Heureusement, nous avons encore le dernier recours au Conseil privé, ce qui, à mon sens, a protégé l’indépendance de la justice à Maurice contrairement à d’autres organismes supposé-ment indépendants qui ne le sont pas réellement.
Nous sommes dans une situation au sein de laquelle les dirigeants et le Premier ministre lui-même ont des affaires devant la justice, comme ceux assis sur les bancs de l’opposition et l’ancien Premier ministre. On a l’impression que l’homme politique a deux lieux de travail aujourd’hui : l’Assemblée nationale et le tribunal !
Parlons d’autre chose, Parvez Dookhy. À l’approche de la présentation du premier budget de ce gouvernement, quels sont, selon vous, les principaux défis économiques ?
Ils sont au moins deux : la croissance et l’endettement. Nous devons avoir une croissance forte. Dans le contexte économique international ouvert par Donald Trump, Maurice doit trouver son compte. C’est une occasion à saisir. Les États-Unis pourraient s’affaiblir. Donald Trump a perdu en crédibilité. Maurice peut jouer un rôle de lien avec la Chine, pour l’instant hypertaxée. On pourrait être une sorte d’off-shore pour la Chine. Nous devons être vigilants par rapport à notre endettement. C’est mauvais et dangereux pour nous. Les grands pays peuvent pratiquer l’endettement, car ce sont eux qui fixent les règles. Nous, nous subissons les règles. Nous devons avoir une économie saine.

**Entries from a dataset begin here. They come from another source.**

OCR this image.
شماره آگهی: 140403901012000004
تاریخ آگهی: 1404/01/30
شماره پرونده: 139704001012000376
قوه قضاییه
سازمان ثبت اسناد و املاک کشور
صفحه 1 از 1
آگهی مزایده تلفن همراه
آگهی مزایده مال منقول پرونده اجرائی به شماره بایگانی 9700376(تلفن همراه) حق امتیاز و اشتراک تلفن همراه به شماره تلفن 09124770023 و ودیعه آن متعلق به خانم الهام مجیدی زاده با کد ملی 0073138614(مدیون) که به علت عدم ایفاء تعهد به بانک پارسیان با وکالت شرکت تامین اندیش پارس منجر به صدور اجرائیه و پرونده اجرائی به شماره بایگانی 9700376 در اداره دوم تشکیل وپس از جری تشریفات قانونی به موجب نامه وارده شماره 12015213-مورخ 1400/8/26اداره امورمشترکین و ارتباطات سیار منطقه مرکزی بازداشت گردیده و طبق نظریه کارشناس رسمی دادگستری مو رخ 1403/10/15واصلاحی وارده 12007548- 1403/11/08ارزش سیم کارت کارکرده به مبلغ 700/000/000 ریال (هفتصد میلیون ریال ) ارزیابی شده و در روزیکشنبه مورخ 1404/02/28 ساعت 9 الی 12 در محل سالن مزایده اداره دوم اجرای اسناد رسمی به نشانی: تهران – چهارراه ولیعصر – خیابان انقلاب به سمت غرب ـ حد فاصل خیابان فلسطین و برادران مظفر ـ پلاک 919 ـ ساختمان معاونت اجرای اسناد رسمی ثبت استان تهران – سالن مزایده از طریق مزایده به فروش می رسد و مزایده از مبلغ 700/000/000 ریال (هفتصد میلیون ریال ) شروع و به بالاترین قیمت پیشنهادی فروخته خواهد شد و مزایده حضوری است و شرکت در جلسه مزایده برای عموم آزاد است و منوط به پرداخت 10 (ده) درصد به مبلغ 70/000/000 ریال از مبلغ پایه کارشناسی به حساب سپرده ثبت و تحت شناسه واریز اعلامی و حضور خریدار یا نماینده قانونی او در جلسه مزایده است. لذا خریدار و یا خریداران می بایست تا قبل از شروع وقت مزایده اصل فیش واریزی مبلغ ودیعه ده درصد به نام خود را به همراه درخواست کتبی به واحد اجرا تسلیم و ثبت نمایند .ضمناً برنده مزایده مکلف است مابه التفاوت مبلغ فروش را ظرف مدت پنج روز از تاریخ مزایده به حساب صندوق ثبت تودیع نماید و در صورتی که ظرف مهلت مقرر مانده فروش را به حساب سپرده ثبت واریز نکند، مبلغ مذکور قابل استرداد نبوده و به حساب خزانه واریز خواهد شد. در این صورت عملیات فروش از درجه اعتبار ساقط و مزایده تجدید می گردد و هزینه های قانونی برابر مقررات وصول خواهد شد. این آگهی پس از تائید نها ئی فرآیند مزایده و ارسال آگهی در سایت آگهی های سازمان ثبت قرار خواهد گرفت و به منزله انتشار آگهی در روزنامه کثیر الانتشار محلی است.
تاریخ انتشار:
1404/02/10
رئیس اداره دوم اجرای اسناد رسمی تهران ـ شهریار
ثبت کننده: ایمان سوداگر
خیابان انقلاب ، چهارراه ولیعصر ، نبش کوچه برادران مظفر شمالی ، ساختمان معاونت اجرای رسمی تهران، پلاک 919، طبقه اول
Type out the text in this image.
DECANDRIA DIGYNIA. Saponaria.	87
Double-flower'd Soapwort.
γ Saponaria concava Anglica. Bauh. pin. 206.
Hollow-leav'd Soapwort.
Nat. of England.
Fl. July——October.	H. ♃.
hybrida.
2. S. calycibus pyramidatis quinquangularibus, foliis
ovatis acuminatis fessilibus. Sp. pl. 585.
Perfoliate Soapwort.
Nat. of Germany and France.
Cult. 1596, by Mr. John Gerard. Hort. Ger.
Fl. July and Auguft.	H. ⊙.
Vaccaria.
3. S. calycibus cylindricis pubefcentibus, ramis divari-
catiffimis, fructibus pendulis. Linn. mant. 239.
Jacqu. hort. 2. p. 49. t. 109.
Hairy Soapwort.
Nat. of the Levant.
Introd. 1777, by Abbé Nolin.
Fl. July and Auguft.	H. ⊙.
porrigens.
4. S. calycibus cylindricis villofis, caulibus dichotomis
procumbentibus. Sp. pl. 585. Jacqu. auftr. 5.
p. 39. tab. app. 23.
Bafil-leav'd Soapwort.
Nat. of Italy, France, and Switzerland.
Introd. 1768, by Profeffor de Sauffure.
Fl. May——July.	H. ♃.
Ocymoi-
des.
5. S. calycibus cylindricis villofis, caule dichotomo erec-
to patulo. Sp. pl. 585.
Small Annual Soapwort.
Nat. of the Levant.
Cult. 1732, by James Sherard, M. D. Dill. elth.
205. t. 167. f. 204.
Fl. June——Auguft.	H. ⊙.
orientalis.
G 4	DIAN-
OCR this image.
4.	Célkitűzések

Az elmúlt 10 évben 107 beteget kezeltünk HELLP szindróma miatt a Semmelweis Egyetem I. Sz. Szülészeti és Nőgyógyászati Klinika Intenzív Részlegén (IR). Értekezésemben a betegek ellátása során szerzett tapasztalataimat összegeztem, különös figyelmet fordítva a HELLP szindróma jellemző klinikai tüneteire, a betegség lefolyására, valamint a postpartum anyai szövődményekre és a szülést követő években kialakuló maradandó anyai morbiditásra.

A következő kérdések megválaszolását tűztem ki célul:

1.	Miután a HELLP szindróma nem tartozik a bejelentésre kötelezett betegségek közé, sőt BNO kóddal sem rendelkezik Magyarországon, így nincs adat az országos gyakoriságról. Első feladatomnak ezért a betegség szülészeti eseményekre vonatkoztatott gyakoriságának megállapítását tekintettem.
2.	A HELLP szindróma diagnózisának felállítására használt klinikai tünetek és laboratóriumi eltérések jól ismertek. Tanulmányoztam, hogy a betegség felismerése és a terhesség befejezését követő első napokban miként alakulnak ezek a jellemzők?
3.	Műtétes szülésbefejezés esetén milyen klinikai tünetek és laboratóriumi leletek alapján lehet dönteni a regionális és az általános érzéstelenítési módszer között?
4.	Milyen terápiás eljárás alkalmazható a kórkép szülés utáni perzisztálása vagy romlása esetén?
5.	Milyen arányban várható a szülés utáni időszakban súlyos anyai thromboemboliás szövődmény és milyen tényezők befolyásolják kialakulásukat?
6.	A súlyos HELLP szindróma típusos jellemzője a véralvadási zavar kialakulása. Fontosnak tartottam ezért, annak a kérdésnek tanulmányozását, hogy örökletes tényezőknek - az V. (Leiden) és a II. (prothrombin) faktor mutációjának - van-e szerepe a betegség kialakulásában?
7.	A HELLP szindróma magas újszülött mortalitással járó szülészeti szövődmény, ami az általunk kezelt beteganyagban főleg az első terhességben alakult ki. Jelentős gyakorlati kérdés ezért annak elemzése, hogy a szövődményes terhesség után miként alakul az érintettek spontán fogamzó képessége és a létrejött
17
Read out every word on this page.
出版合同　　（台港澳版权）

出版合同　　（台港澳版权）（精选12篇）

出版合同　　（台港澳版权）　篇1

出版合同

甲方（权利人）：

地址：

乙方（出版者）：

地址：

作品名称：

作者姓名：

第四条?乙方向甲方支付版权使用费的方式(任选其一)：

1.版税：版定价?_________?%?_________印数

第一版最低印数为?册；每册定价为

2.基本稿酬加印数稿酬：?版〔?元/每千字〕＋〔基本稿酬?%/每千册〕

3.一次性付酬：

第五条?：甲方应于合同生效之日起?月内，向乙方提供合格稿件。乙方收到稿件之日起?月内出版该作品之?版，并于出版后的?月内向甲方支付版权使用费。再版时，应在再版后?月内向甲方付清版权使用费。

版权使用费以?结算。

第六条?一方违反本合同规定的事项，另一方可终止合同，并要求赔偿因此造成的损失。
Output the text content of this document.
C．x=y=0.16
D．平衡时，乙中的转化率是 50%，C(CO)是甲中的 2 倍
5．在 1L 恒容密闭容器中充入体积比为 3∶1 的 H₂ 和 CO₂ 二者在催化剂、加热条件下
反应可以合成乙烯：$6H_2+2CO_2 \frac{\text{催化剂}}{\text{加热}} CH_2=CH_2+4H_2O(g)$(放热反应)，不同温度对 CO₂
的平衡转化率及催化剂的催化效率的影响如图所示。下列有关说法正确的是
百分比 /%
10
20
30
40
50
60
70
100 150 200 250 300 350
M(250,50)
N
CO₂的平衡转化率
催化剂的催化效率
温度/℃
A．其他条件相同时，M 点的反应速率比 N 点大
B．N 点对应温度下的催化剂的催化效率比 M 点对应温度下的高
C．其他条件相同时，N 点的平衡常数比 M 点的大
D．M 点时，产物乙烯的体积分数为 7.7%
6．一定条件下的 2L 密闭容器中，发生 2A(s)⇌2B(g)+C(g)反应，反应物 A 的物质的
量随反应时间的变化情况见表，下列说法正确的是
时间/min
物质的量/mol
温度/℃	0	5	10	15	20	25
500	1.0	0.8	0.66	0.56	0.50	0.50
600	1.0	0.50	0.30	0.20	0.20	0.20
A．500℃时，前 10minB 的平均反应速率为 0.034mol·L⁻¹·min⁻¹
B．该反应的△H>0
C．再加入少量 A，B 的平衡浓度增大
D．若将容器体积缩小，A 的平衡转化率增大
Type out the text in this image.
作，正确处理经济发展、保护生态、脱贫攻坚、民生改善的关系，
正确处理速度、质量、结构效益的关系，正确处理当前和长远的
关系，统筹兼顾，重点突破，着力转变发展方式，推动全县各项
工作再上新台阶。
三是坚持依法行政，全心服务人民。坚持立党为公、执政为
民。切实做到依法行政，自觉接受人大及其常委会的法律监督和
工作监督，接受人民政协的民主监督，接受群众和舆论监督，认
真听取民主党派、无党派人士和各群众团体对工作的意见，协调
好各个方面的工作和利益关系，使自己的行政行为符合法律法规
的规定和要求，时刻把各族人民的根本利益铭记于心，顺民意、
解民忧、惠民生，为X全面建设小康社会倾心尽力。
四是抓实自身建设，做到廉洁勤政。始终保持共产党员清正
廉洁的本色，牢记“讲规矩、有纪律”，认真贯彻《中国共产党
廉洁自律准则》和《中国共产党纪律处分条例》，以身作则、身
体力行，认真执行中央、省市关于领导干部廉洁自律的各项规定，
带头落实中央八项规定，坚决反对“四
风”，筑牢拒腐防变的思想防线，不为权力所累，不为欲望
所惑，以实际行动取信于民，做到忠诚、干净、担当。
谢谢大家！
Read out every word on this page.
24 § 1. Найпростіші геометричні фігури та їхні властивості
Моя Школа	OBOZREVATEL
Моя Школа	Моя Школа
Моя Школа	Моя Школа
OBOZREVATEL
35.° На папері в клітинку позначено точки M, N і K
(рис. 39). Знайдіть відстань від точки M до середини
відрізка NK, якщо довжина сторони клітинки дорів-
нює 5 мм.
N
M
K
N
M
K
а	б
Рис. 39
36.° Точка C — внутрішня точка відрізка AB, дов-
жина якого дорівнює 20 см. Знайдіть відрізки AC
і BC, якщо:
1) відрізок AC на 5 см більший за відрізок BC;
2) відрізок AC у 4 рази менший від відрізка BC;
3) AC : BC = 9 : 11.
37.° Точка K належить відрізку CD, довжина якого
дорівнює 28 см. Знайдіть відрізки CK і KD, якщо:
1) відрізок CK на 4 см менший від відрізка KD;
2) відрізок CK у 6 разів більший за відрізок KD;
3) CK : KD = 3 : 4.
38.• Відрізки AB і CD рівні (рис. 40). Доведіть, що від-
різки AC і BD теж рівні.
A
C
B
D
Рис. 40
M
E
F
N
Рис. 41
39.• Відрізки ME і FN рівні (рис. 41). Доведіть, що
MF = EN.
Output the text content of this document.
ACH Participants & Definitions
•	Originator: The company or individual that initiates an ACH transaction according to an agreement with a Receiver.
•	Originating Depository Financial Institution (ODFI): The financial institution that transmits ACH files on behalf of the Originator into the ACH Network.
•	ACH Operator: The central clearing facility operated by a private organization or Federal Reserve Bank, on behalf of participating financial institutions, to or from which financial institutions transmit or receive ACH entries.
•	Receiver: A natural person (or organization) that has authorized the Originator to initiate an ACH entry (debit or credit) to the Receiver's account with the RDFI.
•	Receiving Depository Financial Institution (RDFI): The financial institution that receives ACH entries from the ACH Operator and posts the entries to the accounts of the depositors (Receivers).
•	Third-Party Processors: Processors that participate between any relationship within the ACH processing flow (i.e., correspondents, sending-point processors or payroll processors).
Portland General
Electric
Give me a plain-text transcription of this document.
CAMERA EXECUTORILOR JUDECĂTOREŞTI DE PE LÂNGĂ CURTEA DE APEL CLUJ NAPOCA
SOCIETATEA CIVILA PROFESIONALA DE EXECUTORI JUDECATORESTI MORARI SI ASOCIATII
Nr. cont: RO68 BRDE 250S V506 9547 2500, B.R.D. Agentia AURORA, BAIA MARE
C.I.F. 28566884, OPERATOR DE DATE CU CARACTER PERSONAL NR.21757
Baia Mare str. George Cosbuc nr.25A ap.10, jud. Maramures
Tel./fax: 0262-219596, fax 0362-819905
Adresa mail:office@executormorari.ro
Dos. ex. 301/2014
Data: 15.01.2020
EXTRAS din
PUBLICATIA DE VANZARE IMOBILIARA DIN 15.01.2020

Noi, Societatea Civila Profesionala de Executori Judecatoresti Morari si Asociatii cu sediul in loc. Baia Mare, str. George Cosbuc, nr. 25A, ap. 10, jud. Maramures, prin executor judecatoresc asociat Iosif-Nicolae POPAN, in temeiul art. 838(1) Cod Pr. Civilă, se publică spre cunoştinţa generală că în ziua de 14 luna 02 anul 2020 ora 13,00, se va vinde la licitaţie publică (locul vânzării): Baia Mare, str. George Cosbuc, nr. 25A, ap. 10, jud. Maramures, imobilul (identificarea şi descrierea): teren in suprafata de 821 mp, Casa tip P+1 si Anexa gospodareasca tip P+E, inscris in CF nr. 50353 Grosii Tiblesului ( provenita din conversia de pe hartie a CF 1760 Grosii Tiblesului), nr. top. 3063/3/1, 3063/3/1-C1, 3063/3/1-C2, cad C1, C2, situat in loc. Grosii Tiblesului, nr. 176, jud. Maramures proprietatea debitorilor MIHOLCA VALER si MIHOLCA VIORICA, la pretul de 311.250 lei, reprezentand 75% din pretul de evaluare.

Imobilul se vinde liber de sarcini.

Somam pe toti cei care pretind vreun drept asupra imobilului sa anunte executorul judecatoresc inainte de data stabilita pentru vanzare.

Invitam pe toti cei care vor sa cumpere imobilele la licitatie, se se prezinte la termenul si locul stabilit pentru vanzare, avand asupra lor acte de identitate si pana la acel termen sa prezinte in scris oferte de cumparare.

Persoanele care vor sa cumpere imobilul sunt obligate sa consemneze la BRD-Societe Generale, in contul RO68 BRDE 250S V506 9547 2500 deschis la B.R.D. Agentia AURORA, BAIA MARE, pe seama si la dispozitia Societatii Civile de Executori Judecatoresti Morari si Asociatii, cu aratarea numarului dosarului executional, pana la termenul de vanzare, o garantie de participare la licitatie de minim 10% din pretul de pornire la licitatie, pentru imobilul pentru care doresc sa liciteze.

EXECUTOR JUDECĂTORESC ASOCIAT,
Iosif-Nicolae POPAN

Pensez-vous que le contexte politique actuel influencera les mesures budgétaires ?
Je pense qu’on aura un budget de rigueur au-delà des coups de communication ou symboliques. D’ailleurs, le ministre du Commerce a déjà annoncé qu’il n’y aura pas de baisse du prix des carburants. C’est indicatif du budget à venir.
Qu’attend la population de ce budget ?
Le gouvernement est en début de mandat. C’est le moment de la trahison des promesses. Ou du moins le moment pour repousser la réalisation des promesses. On verra ce que fait le gouvernement. Mais le Mauricien est habitué aux cadeaux budgétaires et électoraux. Il ne sera pas content s’il n’a pas de cadeaux.
Le gouvernement peut-il concilier stabilité macroéconomique et mesures sociales dans ce budget ?
Le gros souci est notre niveau d’endettement. Et surtout, on emprunte auprès d’un pays : l’Inde, et pas tant auprès des institutions financières. Ce n’est pas pareil en termes de souveraineté nationale. Le gouvernement du Changement doit beaucoup investir dans le domaine de la santé. Nous devons avoir un accès aux soins d’un bon niveau. Ce n’est pas le cas. Par exemple, l’accès aux soins d’urgence est une réelle catastrophe.
Le Budget 2025-2026 peut-il reconquérir l’opinion ?
Je le répète. C’est le premier budget du nouveau gouvernement. Et le ministre de l’Économie et des Finances, c’est le Premier ministre. Autrement dit, il n’a pas de fusible pour se protéger. Dans un gouvernement, si le ministre de l’Économie n’est pas performant, il saute, comme le fusible, pour protéger le Premier ministre. Là, il n’y en a pas. C’est donc un pari risqué pour Navin Ramgoolam. Il en portera seul la responsabilité.